The Philippines President Rodrigo Duterte has suggested that his country may follow Russia in leaving the International Criminal Court. The court’s antagonism against poor and developing counties whilst ignoring the high crimes of countries like Britain, France and the US, has led many to view the court as little more than a failed forum for ultimately racist show trials.
During his speech Duterte said:
They are useless, those in the International Criminal Court. They (Russia) withdrew. I might follow. Why? Only the small ones like us are battered.
As a self-styled revolutionary leader of sorts and a fierce opponent of western global hegemony, it is unsurprising that Duterte associates himself with this narrative, a narrative that happens to be objectively correct.
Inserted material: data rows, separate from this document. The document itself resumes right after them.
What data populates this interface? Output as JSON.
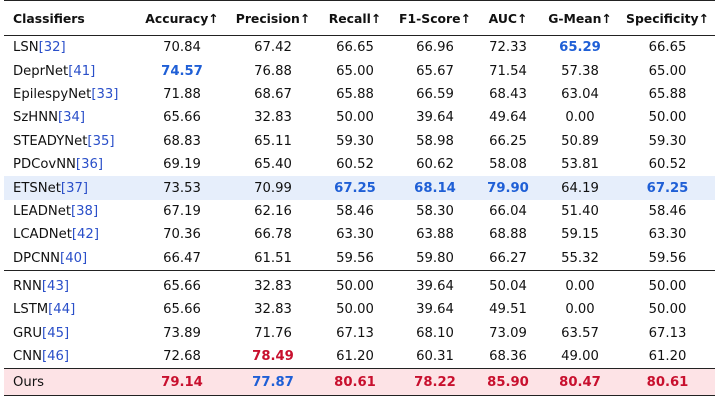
{
  "table": {
    "headers": [
      "Classifiers",
      "Accuracy↑",
      "Precision↑",
      "Recall↑",
      "F1-Score↑",
      "AUC↑",
      "G-Mean↑",
      "Specificity↑"
    ],
    "colors": {
      "best": "#c8102e",
      "second": "#1f5fd6",
      "ref": "#2a4fc9",
      "highlight_row_blue": "#e6eefb",
      "highlight_row_red": "#fde3e6"
    },
    "group1": [
      {
        "name": "LSN",
        "ref": "[32]",
        "values": [
          "70.84",
          "67.42",
          "66.65",
          "66.96",
          "72.33",
          "65.29",
          "66.65"
        ],
        "styles": [
          "",
          "",
          "",
          "",
          "",
          "blue",
          ""
        ]
      },
      {
        "name": "DeprNet",
        "ref": "[41]",
        "values": [
          "74.57",
          "76.88",
          "65.00",
          "65.67",
          "71.54",
          "57.38",
          "65.00"
        ],
        "styles": [
          "blue",
          "",
          "",
          "",
          "",
          "",
          ""
        ]
      },
      {
        "name": "EpilespyNet",
        "ref": "[33]",
        "values": [
          "71.88",
          "68.67",
          "65.88",
          "66.59",
          "68.43",
          "63.04",
          "65.88"
        ],
        "styles": [
          "",
          "",
          "",
          "",
          "",
          "",
          ""
        ]
      },
      {
        "name": "SzHNN",
        "ref": "[34]",
        "values": [
          "65.66",
          "32.83",
          "50.00",
          "39.64",
          "49.64",
          "0.00",
          "50.00"
        ],
        "styles": [
          "",
          "",
          "",
          "",
          "",
          "",
          ""
        ]
      },
      {
        "name": "STEADYNet",
        "ref": "[35]",
        "values": [
          "68.83",
          "65.11",
          "59.30",
          "58.98",
          "66.25",
          "50.89",
          "59.30"
        ],
        "styles": [
          "",
          "",
          "",
          "",
          "",
          "",
          ""
        ]
      },
      {
        "name": "PDCovNN",
        "ref": "[36]",
        "values": [
          "69.19",
          "65.40",
          "60.52",
          "60.62",
          "58.08",
          "53.81",
          "60.52"
        ],
        "styles": [
          "",
          "",
          "",
          "",
          "",
          "",
          ""
        ]
      },
      {
        "name": "ETSNet",
        "ref": "[37]",
        "values": [
          "73.53",
          "70.99",
          "67.25",
          "68.14",
          "79.90",
          "64.19",
          "67.25"
        ],
        "styles": [
          "",
          "",
          "blue",
          "blue",
          "blue",
          "",
          "blue"
        ],
        "highlight": true
      },
      {
        "name": "LEADNet",
        "ref": "[38]",
        "values": [
          "67.19",
          "62.16",
          "58.46",
          "58.30",
          "66.04",
          "51.40",
          "58.46"
        ],
        "styles": [
          "",
          "",
          "",
          "",
          "",
          "",
          ""
        ]
      },
      {
        "name": "LCADNet",
        "ref": "[42]",
        "values": [
          "70.36",
          "66.78",
          "63.30",
          "63.88",
          "68.88",
          "59.15",
          "63.30"
        ],
        "styles": [
          "",
          "",
          "",
          "",
          "",
          "",
          ""
        ]
      },
      {
        "name": "DPCNN",
        "ref": "[40]",
        "values": [
          "66.47",
          "61.51",
          "59.56",
          "59.80",
          "66.27",
          "55.32",
          "59.56"
        ],
        "styles": [
          "",
          "",
          "",
          "",
          "",
          "",
          ""
        ]
      }
    ],
    "group2": [
      {
        "name": "RNN",
        "ref": "[43]",
        "values": [
          "65.66",
          "32.83",
          "50.00",
          "39.64",
          "50.04",
          "0.00",
          "50.00"
        ],
        "styles": [
          "",
          "",
          "",
          "",
          "",
          "",
          ""
        ]
      },
      {
        "name": "LSTM",
        "ref": "[44]",
        "values": [
          "65.66",
          "32.83",
          "50.00",
          "39.64",
          "49.51",
          "0.00",
          "50.00"
        ],
        "styles": [
          "",
          "",
          "",
          "",
          "",
          "",
          ""
        ]
      },
      {
        "name": "GRU",
        "ref": "[45]",
        "values": [
          "73.89",
          "71.76",
          "67.13",
          "68.10",
          "73.09",
          "63.57",
          "67.13"
        ],
        "styles": [
          "",
          "",
          "",
          "",
          "",
          "",
          ""
        ]
      },
      {
        "name": "CNN",
        "ref": "[46]",
        "values": [
          "72.68",
          "78.49",
          "61.20",
          "60.31",
          "68.36",
          "49.00",
          "61.20"
        ],
        "styles": [
          "",
          "red",
          "",
          "",
          "",
          "",
          ""
        ]
      }
    ],
    "ours": {
      "name": "Ours",
      "ref": "",
      "values": [
        "79.14",
        "77.87",
        "80.61",
        "78.22",
        "85.90",
        "80.47",
        "80.61"
      ],
      "styles": [
        "red",
        "blue",
        "red",
        "red",
        "red",
        "red",
        "red"
      ],
      "highlight": true
    }
  }
}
In the same statement, he claimed that if Russia and China form a new ‘world order’, more appropriately called a new bloc of fraternal nations (it already exists and is called the BRICS), Duterte may join.
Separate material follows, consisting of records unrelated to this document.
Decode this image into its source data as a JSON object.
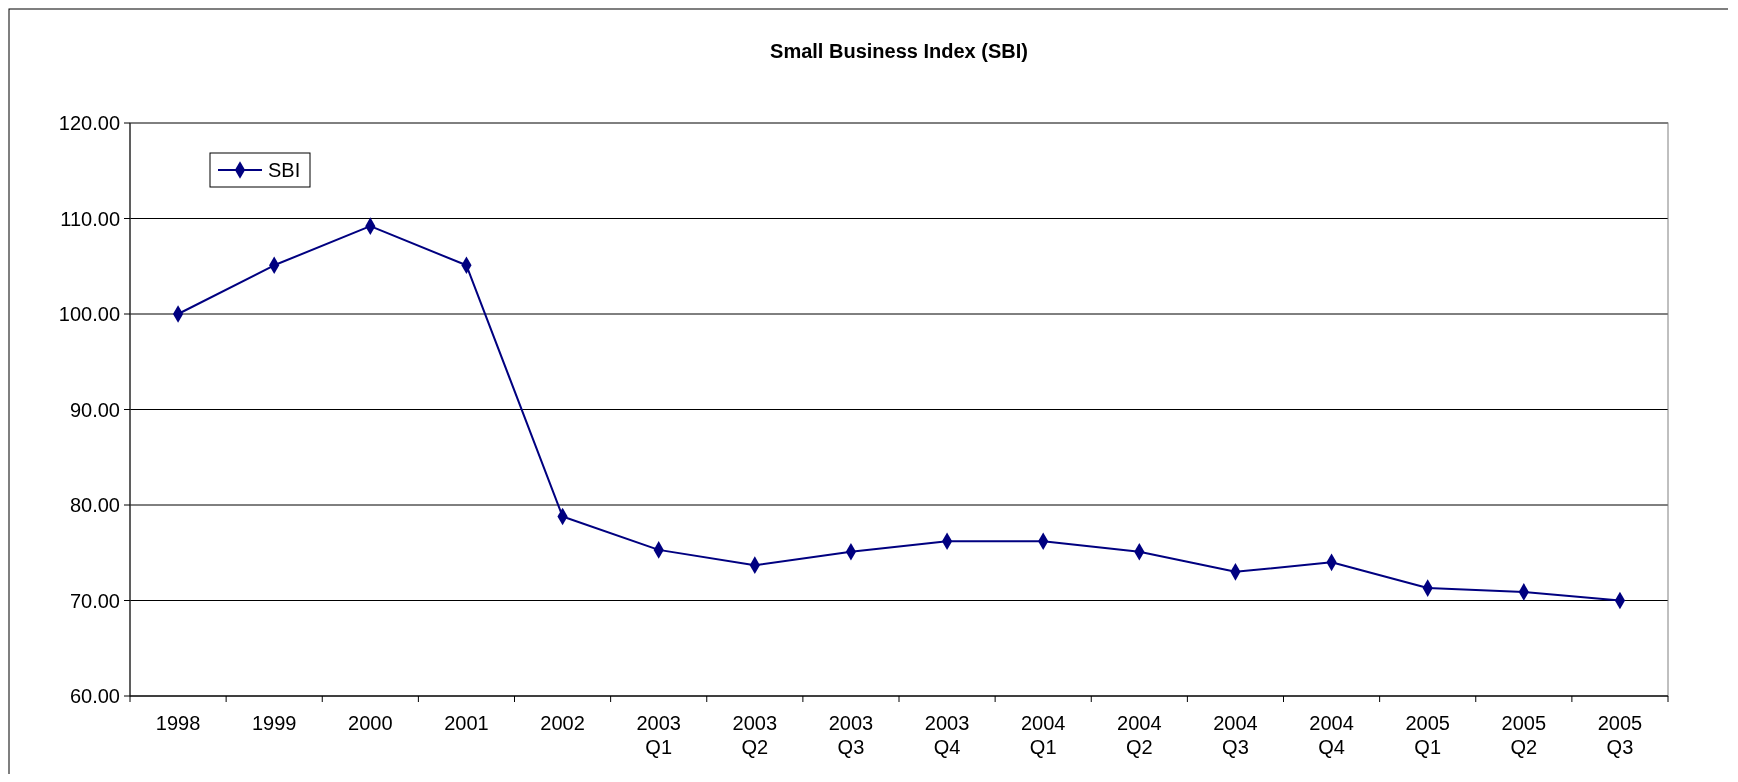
{
  "chart_data": {
    "type": "line",
    "title": "Small Business Index (SBI)",
    "categories": [
      "1998",
      "1999",
      "2000",
      "2001",
      "2002",
      "2003 Q1",
      "2003 Q2",
      "2003 Q3",
      "2003 Q4",
      "2004 Q1",
      "2004 Q2",
      "2004 Q3",
      "2004 Q4",
      "2005 Q1",
      "2005 Q2",
      "2005 Q3"
    ],
    "series": [
      {
        "name": "SBI",
        "color": "#000080",
        "values": [
          100.0,
          105.1,
          109.2,
          105.1,
          78.8,
          75.3,
          73.7,
          75.1,
          76.2,
          76.2,
          75.1,
          73.0,
          74.0,
          71.3,
          70.9,
          70.0
        ]
      }
    ],
    "ylim": [
      60,
      120
    ],
    "yticks": [
      {
        "value": 60,
        "label": "60.00"
      },
      {
        "value": 70,
        "label": "70.00"
      },
      {
        "value": 80,
        "label": "80.00"
      },
      {
        "value": 90,
        "label": "90.00"
      },
      {
        "value": 100,
        "label": "100.00"
      },
      {
        "value": 110,
        "label": "110.00"
      },
      {
        "value": 120,
        "label": "120.00"
      }
    ],
    "grid": "y",
    "legend": "top left",
    "marker": "diamond",
    "line_style": "solid"
  }
}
His statement comes days after praising Donald Trump’s victory and calming that the Philippines will be prepared to continue close relations with the US under Trump.
This demonstrates that in a world where US policy is based on a business ethos and a respect for the sovereignty of states, it will not be a matter of choosing between a BRICS alliance and good relations with America.
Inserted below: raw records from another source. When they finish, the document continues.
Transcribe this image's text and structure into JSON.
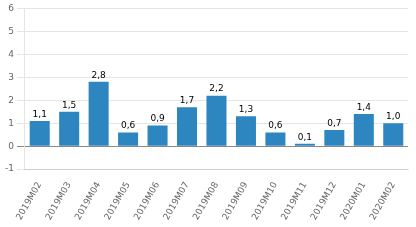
{
  "chart_data": {
    "type": "bar",
    "categories": [
      "2019M02",
      "2019M03",
      "2019M04",
      "2019M05",
      "2019M06",
      "2019M07",
      "2019M08",
      "2019M09",
      "2019M10",
      "2019M11",
      "2019M12",
      "2020M01",
      "2020M02"
    ],
    "values": [
      1.1,
      1.5,
      2.8,
      0.6,
      0.9,
      1.7,
      2.2,
      1.3,
      0.6,
      0.1,
      0.7,
      1.4,
      1.0
    ],
    "value_labels": [
      "1,1",
      "1,5",
      "2,8",
      "0,6",
      "0,9",
      "1,7",
      "2,2",
      "1,3",
      "0,6",
      "0,1",
      "0,7",
      "1,4",
      "1,0"
    ],
    "data_labels": true,
    "color": "#2e86c1",
    "ylim": [
      -1,
      6
    ],
    "yticks": [
      -1,
      0,
      1,
      2,
      3,
      4,
      5,
      6
    ],
    "grid": true
  }
}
The Philippines has a long standing post and neo-colonial relationship with the US, however, because of her geography, current political climate and economic needs, she is ultimately better suited to be a BRICS partner.
Whilst the western mainstream media are eager to portray Duterte as some sort of loose cannon, I do not doubt that he has the best interests of his people in mind and that his pivoting once deeply immovable Philippines policy toward the wider, multi-polar world will have reverberations across the region.
The only remaining question is what will happen first – the Philippines joining up with the BRICS or the ICC ceasing operations?